Nous avons apprécié de noter dernièrement que julidochromis regani regani qui a disparu de la plage rocheuse de Gatuma (un biotope très fragile puisque son rivage, où l'eau n'avait que deux mètres de profondeur, est à sec depuis quelques années maintenant) est toujours présent dans une zone rocheuse au large. De la même manière, le Cobra du lac (Boulengerina annulata) a disparu des côtes du Burundi après que la route côtière a été pavée en 1978 mais est toujours bien présent dans le sud.
Durant le congrès PAS, nous avons été félicités par les autorités burundaises pour notre contribution à la protection de la biodiversité des cichlidés dans le lac grâce à notre ferme piscicole démarrée il y a maintenant 40 ans. Ils ont également reconnu que, écologiquement parlant, nous avons avons toujours mené nos opérations de collecte de façon sécurisée afin de ne pas endommager le biotope, que ce soit en quantité comme en qualité. Étant en contact avec le personnel de la nature au Burundi, nous les tenons informés de nos observations en plongée. Le gouvernement burundais voudrait également créer une Réserve Naturelle dans le lac. Nous aimerions leur proposer deux endroits le long de la côte rocheuse qui sont assez préservés de l'érosion. Un de ces deux lieux est Magara (à la borne kilométrique  40) qui est le meilleur endroit pour les Cyphotilapia.
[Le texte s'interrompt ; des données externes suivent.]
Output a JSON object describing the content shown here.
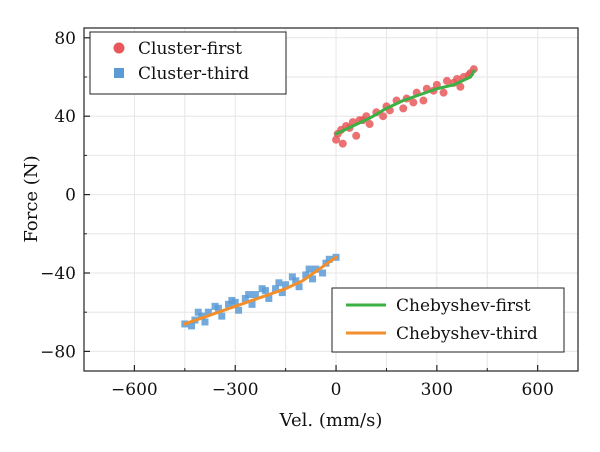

L'autre zone est située à 35 km au sud de Bujumbura. N'étant pas trop proches de la route, ces deux milieux sont protégés de l'érosion. À Magara, il y a un léger courant qui peut aider à nettoyer d'éventuelles boues. Cette partie du rivage, comprise entre les bornes 33 et 40, est très intéressante pour la biodiversité parce que ce sont les seuls endroits au Burundi où l'on peut observer des Synodontis granulosus et des Chalinochromis brichardi.
Il y a aussi des privés qui s'investissent dans la conservation et la maintenance de la biodiversité locale. On en connait un qui a acheté un terrain dans le Delta de la Rusizi, il y a replanté un tas de plantes et d'arbres, a réintroduit quelques reptiles et de petits mammifères qui sont endémiques de cette région. Les gouvernements autour du lac essayent de contrôler la pollution, la déforestation et la surpêche mais cette tâche est énorme et le temps est compté. Bien entendu, le manque de moyens financiers et la pression démographique rendent le travail encore plus difficile. Ces efforts sont un réconfort pour nous car tout comme vous, nous en sommes certains, nous sommes très tristes de la situation catastrophique actuelle du Lac Tanganyika que nous aimons tant pour sa beauté et sa biodiversité merveilleuse.